Intubação Pediátrica: Padrão-Ouro para Posicionamento

HSL/Sírio - Hospital Sírio-Libanês (SP) — Prova 2022

Enunciado

Paciente de 2 anos de idade, com diagnóstico de insuficiência respiratória aguda devido a pneumonia extensa à direita, foi intubado sem intercorrências pelo pediatra que utilizou uma sequência rápida de intubação. A cânula escolhida foi calculada de acordo com a idade do paciente. Entre os seguintes métodos, o padrão-ouro para o ajuste do posicionamento da cânula traqueal nesse paciente é

Alternativas

  1. A) radiografia de tórax.
  2. B) ausculta pulmonar.
  3. C) monitoramento da complacência pulmonar.
  4. D) capnografia.
  5. E) saturação de oxigênio ao oxímetro de pulso.

Pérola Clínica

Padrão-ouro para ajuste da cânula traqueal em pediatria = Radiografia de tórax.

Resumo-Chave

Embora a capnografia seja o padrão-ouro para confirmar a intubação traqueal, a radiografia de tórax é o método mais preciso para avaliar o posicionamento da ponta da cânula, garantindo que esteja entre a clavícula e a carina, evitando intubação seletiva ou extubação acidental.

Contexto Educacional

A intubação orotraqueal em pediatria é um procedimento crítico que exige precisão e conhecimento técnico. O manejo da via aérea em crianças apresenta desafios únicos devido às suas características anatômicas e fisiológicas distintas em comparação com adultos. A escolha do tamanho correto da cânula e seu posicionamento adequado são fundamentais para garantir uma ventilação eficaz e minimizar complicações, sendo um tema recorrente em provas de residência e crucial na prática clínica. Após a intubação, a confirmação de que a cânula está na traqueia é o primeiro passo, geralmente realizada por capnografia e ausculta. No entanto, para assegurar que a ponta da cânula esteja na profundidade ideal, nem muito alta (risco de extubação) nem muito baixa (risco de intubação seletiva), a radiografia de tórax é o método padrão-ouro. A ponta da cânula deve estar idealmente entre a segunda e a quarta vértebra torácica, ou aproximadamente 1-2 cm acima da carina, para permitir a ventilação de ambos os pulmões e evitar lesões. Um posicionamento inadequado da cânula pode levar a complicações graves, como hipoxemia, atelectasia, pneumotórax e lesão traqueal. Portanto, a avaliação radiográfica pós-intubação é uma etapa essencial no cuidado do paciente pediátrico intubado. Residentes devem dominar a interpretação da radiografia de tórax para identificar o posicionamento correto da cânula e tomar as medidas corretivas necessárias, garantindo a segurança e a eficácia da ventilação mecânica.

Perguntas Frequentes

Qual a diferença entre confirmação e ajuste do posicionamento da cânula traqueal?

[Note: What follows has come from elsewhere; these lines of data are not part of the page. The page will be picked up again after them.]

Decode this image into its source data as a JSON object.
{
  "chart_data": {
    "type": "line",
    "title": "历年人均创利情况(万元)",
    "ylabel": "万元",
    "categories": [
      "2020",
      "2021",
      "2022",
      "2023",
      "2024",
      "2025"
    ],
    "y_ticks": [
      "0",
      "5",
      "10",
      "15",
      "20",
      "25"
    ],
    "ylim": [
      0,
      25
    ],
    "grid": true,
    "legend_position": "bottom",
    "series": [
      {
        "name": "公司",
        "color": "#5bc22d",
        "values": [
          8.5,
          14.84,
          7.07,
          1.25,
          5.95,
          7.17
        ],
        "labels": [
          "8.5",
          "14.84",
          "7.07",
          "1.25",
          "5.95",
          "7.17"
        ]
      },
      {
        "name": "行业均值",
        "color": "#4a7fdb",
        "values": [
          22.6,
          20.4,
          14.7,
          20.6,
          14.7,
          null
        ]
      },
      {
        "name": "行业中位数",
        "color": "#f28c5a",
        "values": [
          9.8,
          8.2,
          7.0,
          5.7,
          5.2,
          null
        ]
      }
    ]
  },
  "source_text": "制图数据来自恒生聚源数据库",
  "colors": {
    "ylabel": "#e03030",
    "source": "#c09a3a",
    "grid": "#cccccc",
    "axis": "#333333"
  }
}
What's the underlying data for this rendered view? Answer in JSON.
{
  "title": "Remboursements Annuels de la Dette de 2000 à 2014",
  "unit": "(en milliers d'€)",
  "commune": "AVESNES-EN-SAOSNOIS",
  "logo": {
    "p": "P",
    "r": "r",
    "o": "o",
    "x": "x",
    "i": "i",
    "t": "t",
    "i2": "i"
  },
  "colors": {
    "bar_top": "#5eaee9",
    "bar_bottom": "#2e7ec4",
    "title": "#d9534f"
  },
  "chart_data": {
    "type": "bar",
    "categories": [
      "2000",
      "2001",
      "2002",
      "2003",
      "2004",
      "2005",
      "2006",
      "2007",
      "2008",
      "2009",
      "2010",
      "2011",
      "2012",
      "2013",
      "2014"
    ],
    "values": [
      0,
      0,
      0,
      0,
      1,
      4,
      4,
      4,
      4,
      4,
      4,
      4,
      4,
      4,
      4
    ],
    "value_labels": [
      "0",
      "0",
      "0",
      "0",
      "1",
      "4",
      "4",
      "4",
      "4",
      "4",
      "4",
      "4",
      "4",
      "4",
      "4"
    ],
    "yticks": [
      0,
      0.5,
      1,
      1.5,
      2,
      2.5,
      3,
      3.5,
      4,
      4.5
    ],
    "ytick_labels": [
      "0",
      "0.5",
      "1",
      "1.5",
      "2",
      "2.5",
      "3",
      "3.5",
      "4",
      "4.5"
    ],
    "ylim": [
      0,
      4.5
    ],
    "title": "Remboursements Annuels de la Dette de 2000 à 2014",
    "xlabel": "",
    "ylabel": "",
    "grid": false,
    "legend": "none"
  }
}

A confirmação da intubação traqueal verifica se a cânula está na traqueia e não no esôfago, sendo a capnografia o padrão-ouro. O ajuste do posicionamento, por sua vez, garante que a ponta da cânula esteja na profundidade correta dentro da traqueia, evitando intubação brônquica seletiva ou extubação, e para isso a radiografia de tórax é o padrão-ouro.

Quais são os riscos de um mau posicionamento da cânula traqueal em crianças?

Um mau posicionamento pode levar à intubação brônquica seletiva (geralmente no brônquio principal direito), causando atelectasia do pulmão contralateral e hipoxemia. Outros riscos incluem extubação acidental, lesão traqueal e dificuldade na ventilação.

Além da radiografia de tórax, quais outros métodos são usados para avaliar o posicionamento da cânula?

Após a intubação, a ausculta pulmonar bilateral e a observação da elevação torácica são métodos iniciais. A capnografia confirma a presença de CO2 expirado, indicando intubação traqueal. No entanto, para o ajuste fino da profundidade, a radiografia de tórax é insubstituível.